With respect to crop damage caused by severe weather in Oklahoma, federal statutory protection means both insureds and insurers can fare better due to federal government aid.  As explained by Dennis A. Shields, Agriculture Policy Specialist, in a December 2010 report on the program, although farming is generally regarded as a financially risky business, and most agricultural production is subject to factors including the vagaries of weather, Congress put in place a limited federal crop insurance program in 1938 to address the effects of the Great Depression and crop losses from the Dust Bowl.  The Federal Crop Insurance Corporation was created to carry out the program, which focused on major crops in major producing regions.  The program remained limited until passage of the Federal Crop Insurance Act of 1980, as amended, 7 U.S.C. § 1501 et seq., which expanded the program to include many more crops and regions of the country.  Congress enhanced the program in 1994 and again in 2000, in part to encourage greater participation.  Today, many banks require that farmers purchase crop insurance as a condition to obtaining operating loans.

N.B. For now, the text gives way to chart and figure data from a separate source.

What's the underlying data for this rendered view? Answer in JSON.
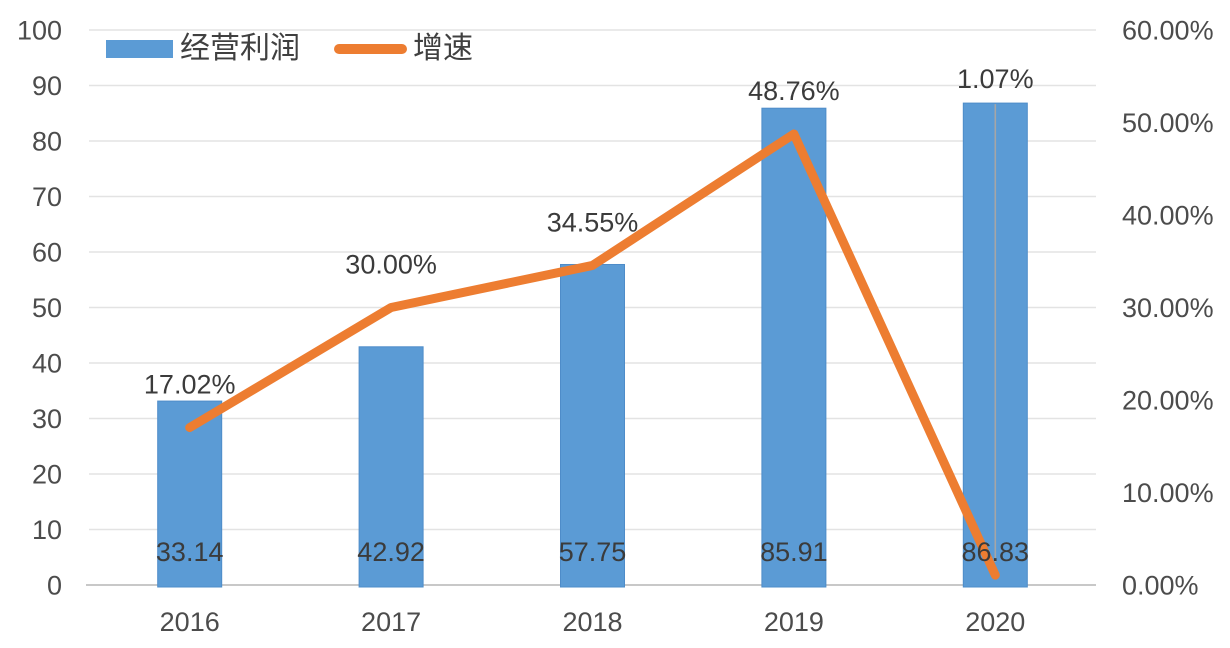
{
  "chart_data": {
    "type": "combo-bar-line",
    "title": "",
    "categories": [
      "2016",
      "2017",
      "2018",
      "2019",
      "2020"
    ],
    "series": [
      {
        "name": "经营利润",
        "type": "bar",
        "axis": "left",
        "values": [
          33.14,
          42.92,
          57.75,
          85.91,
          86.83
        ],
        "labels": [
          "33.14",
          "42.92",
          "57.75",
          "85.91",
          "86.83"
        ],
        "color": "#5B9BD5"
      },
      {
        "name": "增速",
        "type": "line",
        "axis": "right",
        "values": [
          17.02,
          30.0,
          34.55,
          48.76,
          1.07
        ],
        "labels": [
          "17.02%",
          "30.00%",
          "34.55%",
          "48.76%",
          "1.07%"
        ],
        "color": "#ED7D31"
      }
    ],
    "left_axis": {
      "min": 0,
      "max": 100,
      "step": 10,
      "tick_labels": [
        "0",
        "10",
        "20",
        "30",
        "40",
        "50",
        "60",
        "70",
        "80",
        "90",
        "100"
      ]
    },
    "right_axis": {
      "min": 0,
      "max": 60,
      "tick_labels": [
        "0.00%",
        "10.00%",
        "20.00%",
        "30.00%",
        "40.00%",
        "50.00%",
        "60.00%"
      ]
    },
    "grid": true,
    "legend_position": "top-left",
    "last_line_label_placement": "above-bar-with-leader-line",
    "colors": {
      "bar": "#5B9BD5",
      "line": "#ED7D31",
      "gridline": "#E3E3E3",
      "axis_line": "#C8C8C8",
      "axis_text": "#4C4C4C",
      "data_label_text": "#3B3B3B",
      "leader_line": "#A6A6A6"
    }
  },
  "legend": {
    "items": [
      {
        "label": "经营利润"
      },
      {
        "label": "增速"
      }
    ]
  }
}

The program is overseen and regulated by the USDA’s Risk Management Agency (“RMA”).  It essentially protects farmers from declines in yields and crop prices by the federal government subsidizing the premium amounts farmers pay, and reimbursing private insurers to offset their operating and administrative costs that would normally be paid by the farmers.  Crop insurance policies are sold and completely serviced through 16 approved private insurance companies.  The RMA sets the rates that can be charged for the policies.  Independent insurance agents sell the policies and are paid sales commissions by the insurance companies, whose losses are reimbursed by the USDA, along with their administrative and operating costs.  In actuality, the USDA pays an average of 60 cents of each dollar of premiums for such policies, and can currently subsidize up to a limit of $13 billion a year on insurance company overhead costs.  It also shares the financial burden in catastrophic loss cases.

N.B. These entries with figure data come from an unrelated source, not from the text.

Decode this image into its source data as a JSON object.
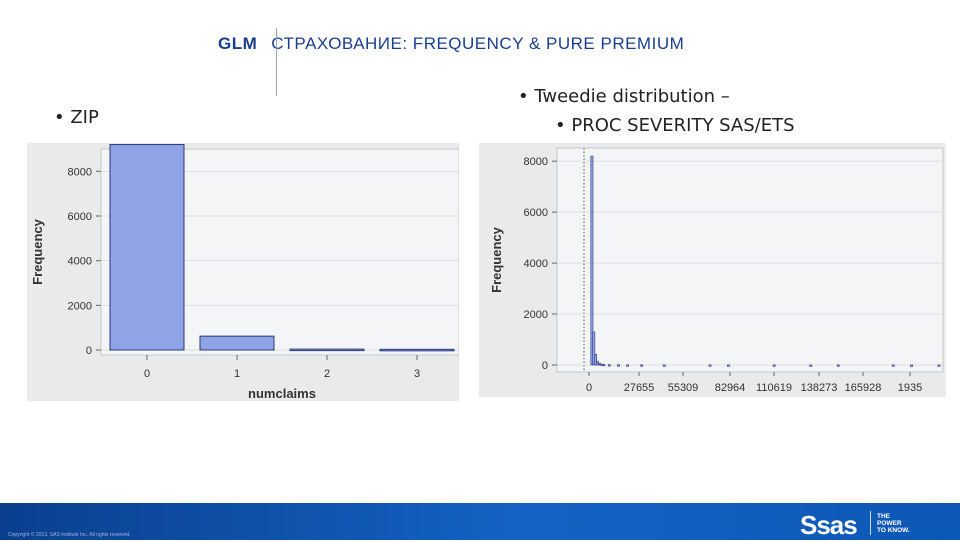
{
  "header": {
    "title_bold": "GLM",
    "title_rest": "СТРАХОВАНИЕ: FREQUENCY & PURE PREMIUM"
  },
  "bullets": {
    "left": "• ZIP",
    "right_1": "• Tweedie distribution –",
    "right_2": "• PROC SEVERITY SAS/ETS"
  },
  "chart_data": [
    {
      "type": "bar",
      "title": "",
      "xlabel": "numclaims",
      "ylabel": "Frequency",
      "categories": [
        "0",
        "1",
        "2",
        "3"
      ],
      "values": [
        9200,
        620,
        40,
        30
      ],
      "ylim": [
        0,
        9000
      ],
      "yticks": [
        "0",
        "2000",
        "4000",
        "6000",
        "8000"
      ],
      "grid": true
    },
    {
      "type": "bar",
      "title": "",
      "xlabel": "",
      "ylabel": "Frequency",
      "xticks": [
        "0",
        "27655",
        "55309",
        "82964",
        "110619",
        "138273",
        "165928",
        "1935"
      ],
      "yticks": [
        "0",
        "2000",
        "4000",
        "6000",
        "8000"
      ],
      "ylim": [
        0,
        8400
      ],
      "bin_centers": [
        500,
        1500,
        2500,
        3500,
        4500,
        5500,
        7000,
        10000,
        15000,
        20000,
        27655,
        40000,
        65000,
        75000,
        100000,
        120000,
        135000,
        165000,
        175000,
        190000
      ],
      "values": [
        8200,
        1300,
        420,
        150,
        70,
        40,
        25,
        15,
        10,
        8,
        10,
        6,
        6,
        5,
        5,
        4,
        5,
        6,
        4,
        6
      ],
      "xlim": [
        -1500,
        193500
      ],
      "grid": true
    }
  ],
  "footer": {
    "copyright": "Copyright © 2013, SAS Institute Inc. All rights reserved.",
    "logo_text": "Ssas",
    "tagline_1": "THE",
    "tagline_2": "POWER",
    "tagline_3": "TO KNOW."
  }
}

This federal program was most recently modified in the 2008 Farm Bill, when Congress revised it to achieve budget savings and to supplement crop insurance with a permanent disaster payment program.  The 2008 Farm Bill is set to expire this year, including its disaster relief provisions.  The outlook for the Bill is cloudy.  Chairman of the House Agriculture Committee Frank Lucas, who represents districts with many Southwest Oklahoma cotton farmers as constituents, explained in a recent interview that other issues are overshadowing the Farm Bill, including a resolution to fund government activities for the next six months and the paring down of the defense budget.  He reports that some members of Congress are calling for the passage of a stripped down, short-term extension of the 2008 Farm Bill even if is only for a few months.  This would allow for some disaster relief and would push consideration of a comprehensive farm bill into the next Congressional session.  Others want reforms now.  Even so, Lucas says that obtaining support from legislators in some farm states is difficult because even with the drought, the individual producers in those states have not yet been sufficiently impacted to raise concern about the 2012 Farm Bill:

Right now, the circumstances may be such that producers can survive.  And maybe their bankers can stay with them.  And maybe their suppliers can stay with them.  But a farm bill is not about the next six months.  A farm bill is about year three and four and five years from now.  That’s why I’m so frantic about passing a new farm bill establishing for five more years the safety net so that when the bottom falls out of demand, or supply goes berserk, or Mother Nature goes on a multi-year tear as we’ve seen in Oklahoma, that we have some way to keep rural America from collapsing.

While it is not known whether Mother Nature’s recent severe storm tear through Oklahoma is the result of permanently changing weather patterns or just a short-term phenomenon, Oklahoma’s wicked weather will almost certainly continue to have a significant impact on the insurance industry.